Few people will step up and anoint him the songwriter of a generation, or point to him as a trailblazing musician; but most of us who love music can point to his influence in our lives. Even if it is nothing more than the top-40 hits from his 1981 album The Innocent Age ("Run for the Roses," "Leader of the Band," "Same Old Lang Syne"), all of us have probably been affected by this extraordinary artist.

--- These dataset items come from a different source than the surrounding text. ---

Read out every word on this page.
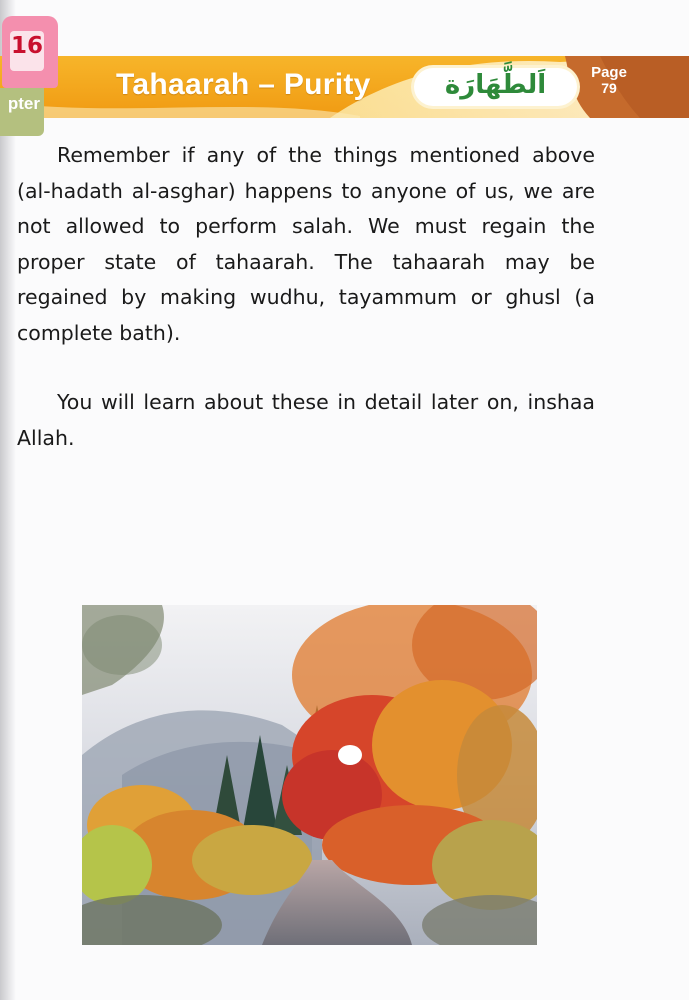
16
pter
Tahaarah – Purity	اَلطَّهَارَة	Page
79

Remember if any of the things mentioned above (al-hadath al-asghar) happens to anyone of us, we are not allowed to perform salah. We must regain the proper state of tahaarah. The tahaarah may be regained by making wudhu, tayammum or ghusl (a complete bath).

You will learn about these in detail later on, inshaa Allah.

It is a little more personal for me. I only saw the man in concert once, but there was one performance of his I'll never forget. It was a wet night in the summer of 1985. I was sitting on a screened-in porch with my girlfriend, watching it rain. The old Pioneer turntable playing in the background had this really cool repeat function that allowed you to play the same side of an album multiple times. Side A of Fogelberg's "High Country Snows" played over and over and over again, for probably an hour or so, while I screwed up the courage to ask this lovely woman to be my wife. She said yes. I have always given Dan some credit for the grace shed on me that night.

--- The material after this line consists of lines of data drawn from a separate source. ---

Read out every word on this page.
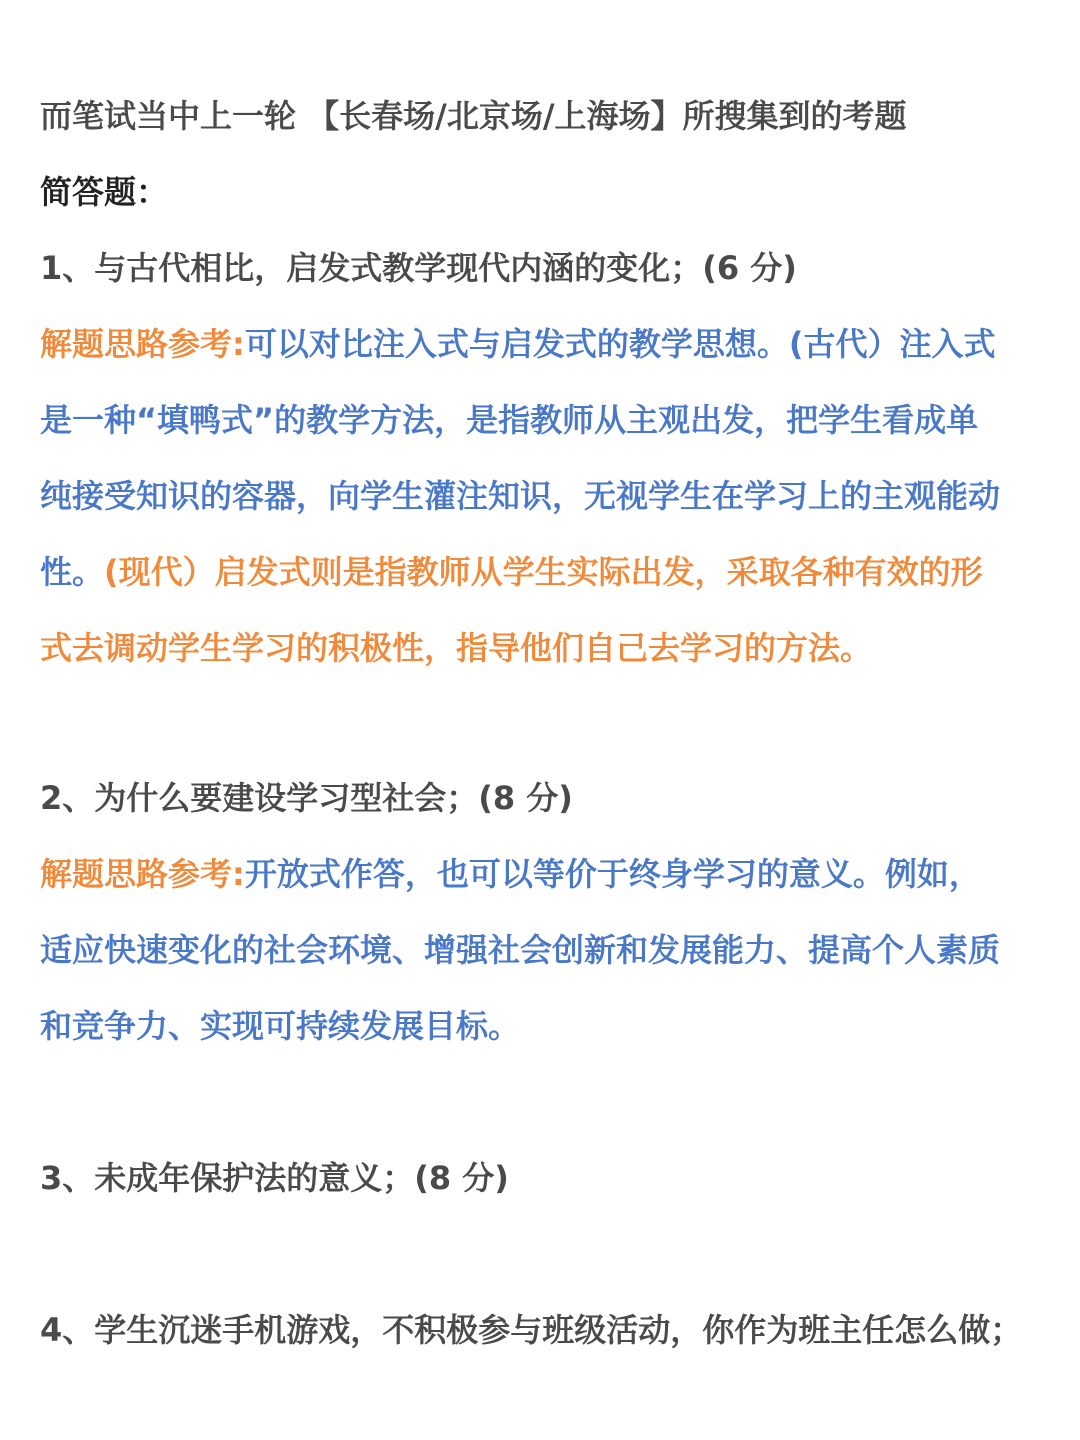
而笔试当中上一轮 【长春场/北京场/上海场】所搜集到的考题
简答题：
1、与古代相比，启发式教学现代内涵的变化；(6 分)
解题思路参考:可以对比注入式与启发式的教学思想。(古代）注入式
是一种“填鸭式”的教学方法，是指教师从主观出发，把学生看成单
纯接受知识的容器，向学生灌注知识，无视学生在学习上的主观能动
性。(现代）启发式则是指教师从学生实际出发，采取各种有效的形
式去调动学生学习的积极性，指导他们自己去学习的方法。
2、为什么要建设学习型社会；(8 分)
解题思路参考:开放式作答，也可以等价于终身学习的意义。例如，
适应快速变化的社会环境、增强社会创新和发展能力、提高个人素质
和竞争力、实现可持续发展目标。
3、未成年保护法的意义；(8 分)
4、学生沉迷手机游戏，不积极参与班级活动，你作为班主任怎么做；
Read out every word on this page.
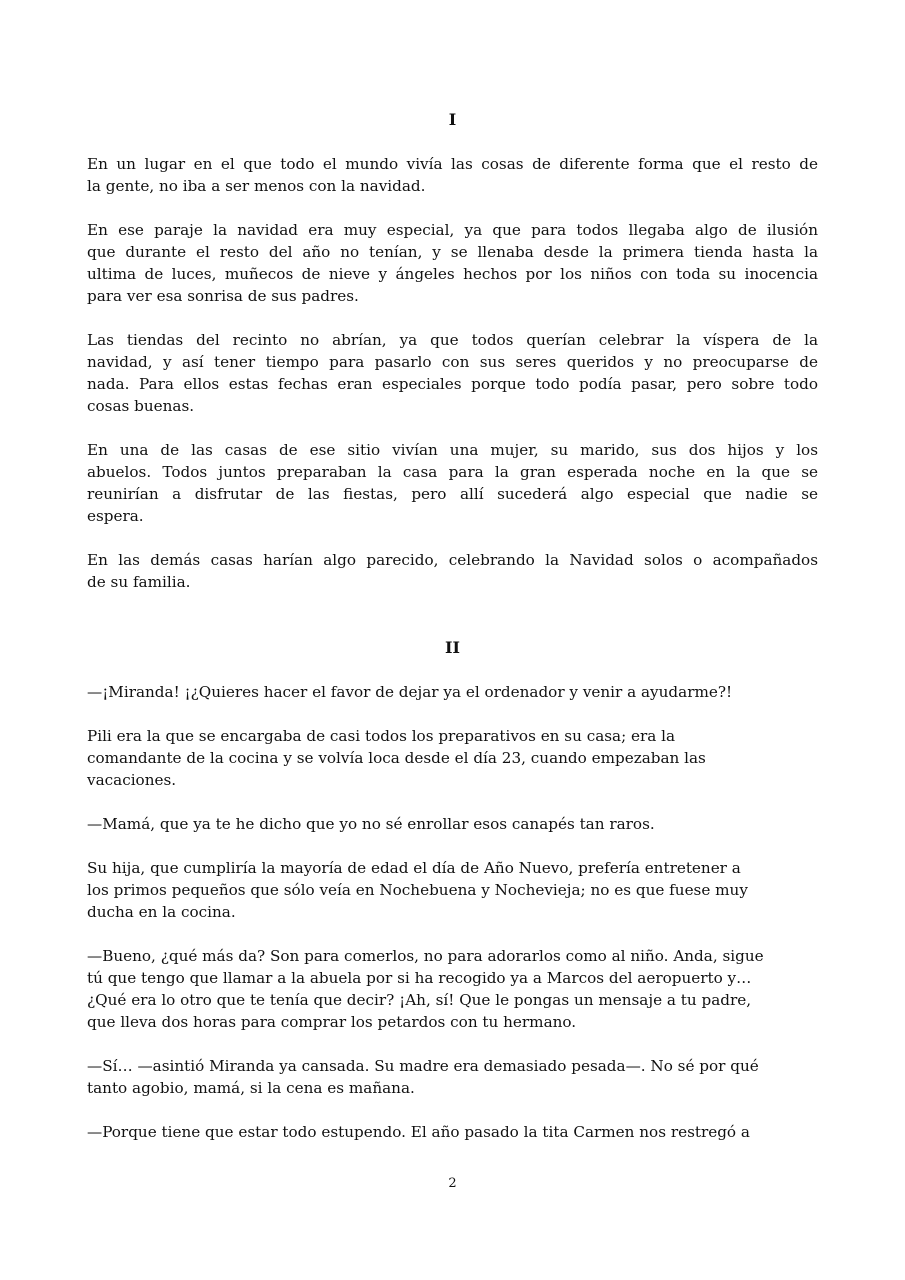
I
En un lugar en el que todo el mundo vivía las cosas de diferente forma que el resto de
la gente, no iba a ser menos con la navidad.
En ese paraje la navidad era muy especial, ya que para todos llegaba algo de ilusión
que durante el resto del año no tenían, y se llenaba desde la primera tienda hasta la
ultima de luces, muñecos de nieve y ángeles hechos por los niños con toda su inocencia
para ver esa sonrisa de sus padres.
Las tiendas del recinto no abrían, ya que todos querían celebrar la víspera de la
navidad, y así tener tiempo para pasarlo con sus seres queridos y no preocuparse de
nada. Para ellos estas fechas eran especiales porque todo podía pasar, pero sobre todo
cosas buenas.
En una de las casas de ese sitio vivían una mujer, su marido, sus dos hijos y los
abuelos. Todos juntos preparaban la casa para la gran esperada noche en la que se
reunirían a disfrutar de las fiestas, pero allí sucederá algo especial que nadie se
espera.
En las demás casas harían algo parecido, celebrando la Navidad solos o acompañados
de su familia.
II
—¡Miranda! ¡¿Quieres hacer el favor de dejar ya el ordenador y venir a ayudarme?!
Pili era la que se encargaba de casi todos los preparativos en su casa; era la
comandante de la cocina y se volvía loca desde el día 23, cuando empezaban las
vacaciones.
—Mamá, que ya te he dicho que yo no sé enrollar esos canapés tan raros.
Su hija, que cumpliría la mayoría de edad el día de Año Nuevo, prefería entretener a
los primos pequeños que sólo veía en Nochebuena y Nochevieja; no es que fuese muy
ducha en la cocina.
—Bueno, ¿qué más da? Son para comerlos, no para adorarlos como al niño. Anda, sigue
tú que tengo que llamar a la abuela por si ha recogido ya a Marcos del aeropuerto y…
¿Qué era lo otro que te tenía que decir? ¡Ah, sí! Que le pongas un mensaje a tu padre,
que lleva dos horas para comprar los petardos con tu hermano.
—Sí… —asintió Miranda ya cansada. Su madre era demasiado pesada—. No sé por qué
tanto agobio, mamá, si la cena es mañana.
—Porque tiene que estar todo estupendo. El año pasado la tita Carmen nos restregó a
2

It's only fitting that I mention his death here, since--some of you may remember--Dan Fogelberg was the first songwriter I ever quoted on this blog...my very first post.

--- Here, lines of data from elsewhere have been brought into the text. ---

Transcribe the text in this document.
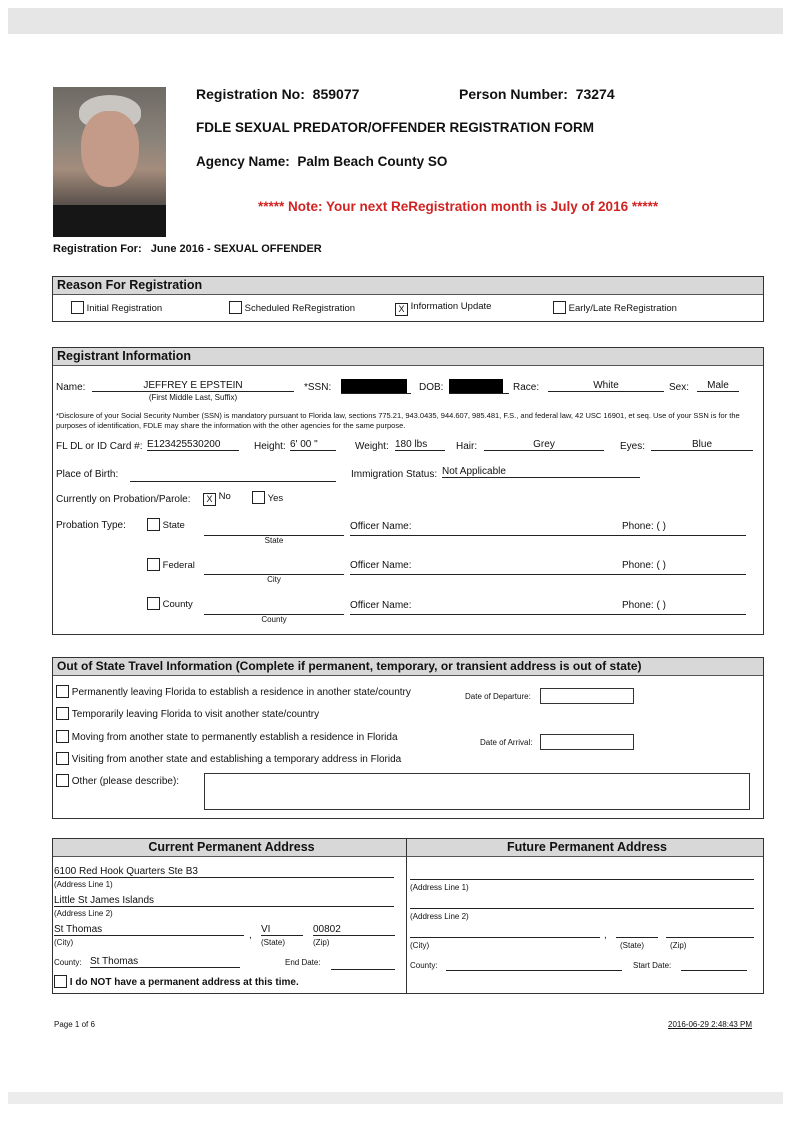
Registration No: 859077	Person Number: 73274
FDLE SEXUAL PREDATOR/OFFENDER REGISTRATION FORM
Agency Name: Palm Beach County SO
***** Note: Your next ReRegistration month is July of 2016 *****
Registration For: June 2016 - SEXUAL OFFENDER
Reason For Registration
Initial Registration	Scheduled ReRegistration	X Information Update	Early/Late ReRegistration
Registrant Information
Name:	JEFFREY E EPSTEIN
(First Middle Last, Suffix)
*SSN:	DOB:	Race:	White	Sex:	Male
*Disclosure of your Social Security Number (SSN) is mandatory pursuant to Florida law, sections 775.21, 943.0435, 944.607, 985.481, F.S., and federal law, 42 USC 16901, et seq. Use of your SSN is for the purposes of identification, FDLE may share the information with the other agencies for the same purpose.
FL DL or ID Card #: E123425530200	Height: 6' 00 "	Weight: 180 lbs	Hair:	Grey	Eyes:	Blue
Place of Birth:	Immigration Status: Not Applicable
Currently on Probation/Parole:	X No	Yes
Probation Type:	State
State
Officer Name:	Phone: ( )
Federal
City
Officer Name:	Phone: ( )
County
County
Officer Name:	Phone: ( )
Out of State Travel Information (Complete if permanent, temporary, or transient address is out of state)
Permanently leaving Florida to establish a residence in another state/country
Temporarily leaving Florida to visit another state/country
Moving from another state to permanently establish a residence in Florida
Visiting from another state and establishing a temporary address in Florida
Other (please describe):
Date of Departure:
Date of Arrival:
Current Permanent Address	Future Permanent Address
6100 Red Hook Quarters Ste B3
(Address Line 1)
Little St James Islands
(Address Line 2)
St Thomas
(City)
,
VI
(State)
00802
(Zip)
County: St Thomas	End Date:
I do NOT have a permanent address at this time.
(Address Line 1)
(Address Line 2)
(City)
,
(State)	(Zip)
County:	Start Date:
Page 1 of 6	2016-06-29 2:48:43 PM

I have to leave you with the lyrics from his song, "The Reach:"


It's Maine, and it's Autumn, the birches have just begun turning
It's life and it's dying
The lobstermen's boats come returning with the catch of the day in their holds
And the young boy is cold and complaining
The fog meets the beaches and out on the Reach it is raining
It's father and son, it's the way it's been done since the old days
It's hauling by hand ten miles out from the land where their chow waits
And the days are all lonely and long and the seas grow so stormy and strong but...
The Reach will sing welcome as homeward they hurry along

(Chorus)

And the morning will blow away as the waves crash and fall
And the Reach like a siren sings as she beckons and calls
As the coastline recedes from view and the seas swell and roll
I will take from the Reach all that she has to teach to the depths of my soul
The wind brings a chill, there's a frost on the sill in the morning
It creeps through the door
On the edge of the shore ice is forming
Soon the northers will bluster and blow
And the woods will be whitened with snowfall
And the Reach will lie frozen for the lost and unchosen to row

(Chorus)


Dan Fogelberg, may you reach no more.
May you discover what a heaven is for.